Lâcher-prise et disponibilité
Se laisser traverser par ce que l’on vit à l’instant présent est également un point commun des deux pratiques. Cela demande une forme de perméabilité, qui elle-même requiert de lâcher-prise sur toute forme de contrôle qu’on a l’habitude d’exercer. Vous me suivez toujours ?
En impro, contrôler le processus narratif nous empêche d’être disponible à ce qui émerge au moment présent : les idées de l’autre, notre propre intuition. La méditation, quant à elle, nous invite à laisser passer nos pensées, sans s’y accrocher, afin de se dissocier d’elles. Amateurs de velcro et de superglue s’abstenir.
Acceptation
Ce lâcher-prise est à la fois la condition et la conséquence de l’acceptation. Accepter, c’est être dans l’état d’esprit d’un « oui » à tout ce qui vient nous traverser, et qui relève souvent de l’imprévu. En impro, cela se traduit par le fait de suivre des propositions qui viennent de l’Autre, et qui ne nous conviennent pas forcément. Si je démarre une histoire en étant dans la jungle (parce que je trouve qu’être dans la jungle est une idée géniale), mais que mon partenaire de jeu m’emmène directement sur la banquise, j’ai le devoir de l’accepter, au service du spectacle. Même si c’est inconfortable pour moi, parce que je trouve que la banquise, c’est moins drôle que la jungle.
Dans les pratiques de pleine conscience, on retrouve également ce mécanisme (sans singe, ni ours polaire) : accepter des états ou des pensées, ne pas lutter contre elles. Et faire de ces pensées un état de fait qui existe. En improvisation théâtrale, on transforme cet existant en matière. Lorsque l’on médite, on les laisse couler.
De nouveaux mécanismes de pensées
Pratiquées de manière régulière, ces 2 disciplines ont une influence sur vos mécanismes de pensée. Voire même sur ce que l’on appelle la plasticité de votre cerveau. Tandis que l’une fera de votre environnement une source intarissable d’inspiration et de matière narrative, l’autre vous permettra d’obtenir une forme de détachement du monde. Deux manières de prendre du recul, entre réactivité et contemplation, écoute de l’autre et présence à soi avec une convergence : s’ouvrir à une infinité de possibles.
Ca fait du bien !
Comme il n’y a pas de mal à se faire du bien, disons le ici : pratiquer l’improvisation théâtrale et/ou la méditation, cela génère une forme de bien-être. De l’adrénaline à la dopamine, nos neurotransmetteurs font la danse de la joie. Comme dans une boîte de nuit sub-urbaine, on est dans 2 salles-2 ambiances. Mais vous n’êtes pas obligés de choisir votre camp : nous, on vous conseille de pratiquer les 2 !
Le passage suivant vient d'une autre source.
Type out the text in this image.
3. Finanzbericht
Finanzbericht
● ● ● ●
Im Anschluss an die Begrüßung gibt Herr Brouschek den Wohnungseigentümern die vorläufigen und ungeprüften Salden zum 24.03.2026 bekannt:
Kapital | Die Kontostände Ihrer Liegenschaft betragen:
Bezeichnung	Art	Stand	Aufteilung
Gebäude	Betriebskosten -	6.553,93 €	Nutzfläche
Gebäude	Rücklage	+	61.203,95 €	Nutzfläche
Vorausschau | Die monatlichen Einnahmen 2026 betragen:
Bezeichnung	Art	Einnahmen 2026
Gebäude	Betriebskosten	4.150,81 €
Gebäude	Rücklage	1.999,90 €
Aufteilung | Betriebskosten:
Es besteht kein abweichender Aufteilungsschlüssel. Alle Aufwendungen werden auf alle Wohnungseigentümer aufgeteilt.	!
1Dès qu’on entend le mot « sauce », on a envie de poursuivre avec « …samouraï, salade, tomate, oignons chef ? », mais l’heure n’est pas aux kebabs pour le moment
2CQFD : Ce Qu’il Fallait Démontrer (Conclusion mathématique. Si vous ne connaissez pas cette expression, nous vous soupçonnons d’avoir séché certains cours de maths au collège. Et au lycée).